If your retail or eCommerce website is enjoying success in the US, it may be time to consider expanding into the Canadian market. After all, we’re both on the same continent, we both speak English (most of the time) and we have similar tastes, right?
Well yes and no. Before expanding into Canada, you will want to do some research. First of all, the laws governing sales of products and services are different, sales and use taxes are different, even laws of incorporation are different. Before making the leap, you will want
to explore your options with both a US and a Canadian attorney or legal advisor.
In many ways, conducting business in Canada actually provides more protection for your brand name than the US. More information on Shopify guide to business incorporation in Canada can be found on various websites and on the Industry Canada website.
Before expanding into Canada, do your market research. Before expanding into any territory, whether US or Canadian, you need to understand a) what your product or service is, b) who your target audience is, c) why your fans buy your product and d) which marketing messages have been most successful for you in building your brand.
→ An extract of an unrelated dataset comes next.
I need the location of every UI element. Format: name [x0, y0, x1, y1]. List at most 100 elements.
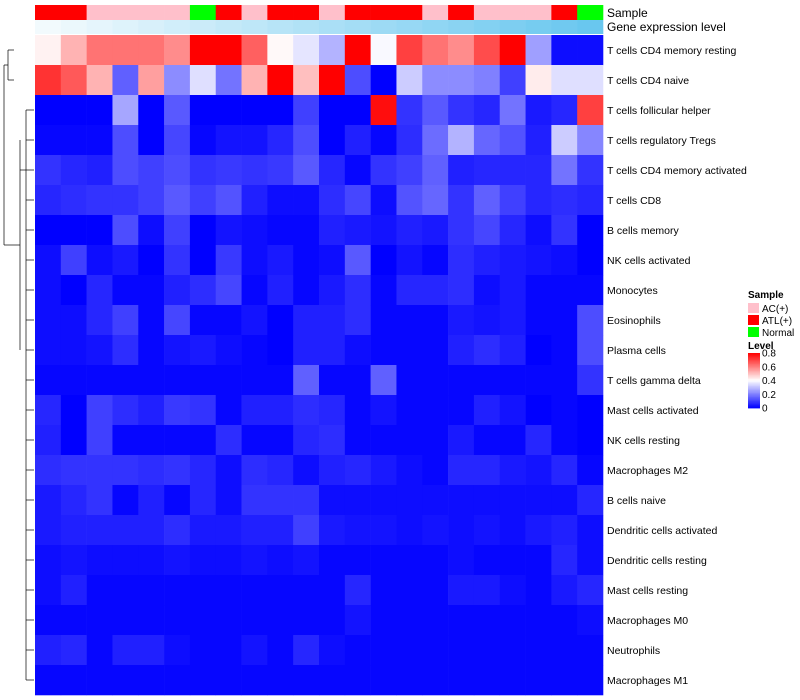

Think of it this way, if you are a boutique California clothing company specializing in surfer girl attire and accessories, can you quantify sales and orders coming from various states in the US? In other words, how do your products do in colder regions? Maybe your brand is hot with teens, but are you seeing more sales of hoodie-sweaters and accessories like scarves and sunglasses in colder states, and more sales of board shorts and flip flops in warmer states?
So in other words, what product exactly are you going to bring to the Canadian market? Who will buy it and why?
Planning Your Market Entry
When moving into a new national market, it’s important to create a new business plan, just as you (hopefully) did for your first business. Your marketing plan is more than just a roadmap for success — you may be using it to define your Canadian corporation bylaws, hire staff and perhaps create a whole new marketing campaign.
Research is key. Begin by looking at your competitors in that market. Who is selling similar products, and who is leading the pack? What is their pricing? Do they have production and shipping facilities in Canada? Who is buying their products? What are the reviews for their products?
Next, do some social media mining. Use your Facebook, Twitter, Pinterest and other social media accounts to create polls and discussions about your products. Cultivate Canadian followers and ask very targeted questions, like “For the same price, would you buy this fabulous scarf or this pair of personalized sunglasses?”
If you have confidence in your company’s brand and image, don’t be discouraged if some products are not as popular initially in Canada as they are in the US. After all, it’s a whole new world — and a whole new opportunity to put your creative team to work developing a new line of products.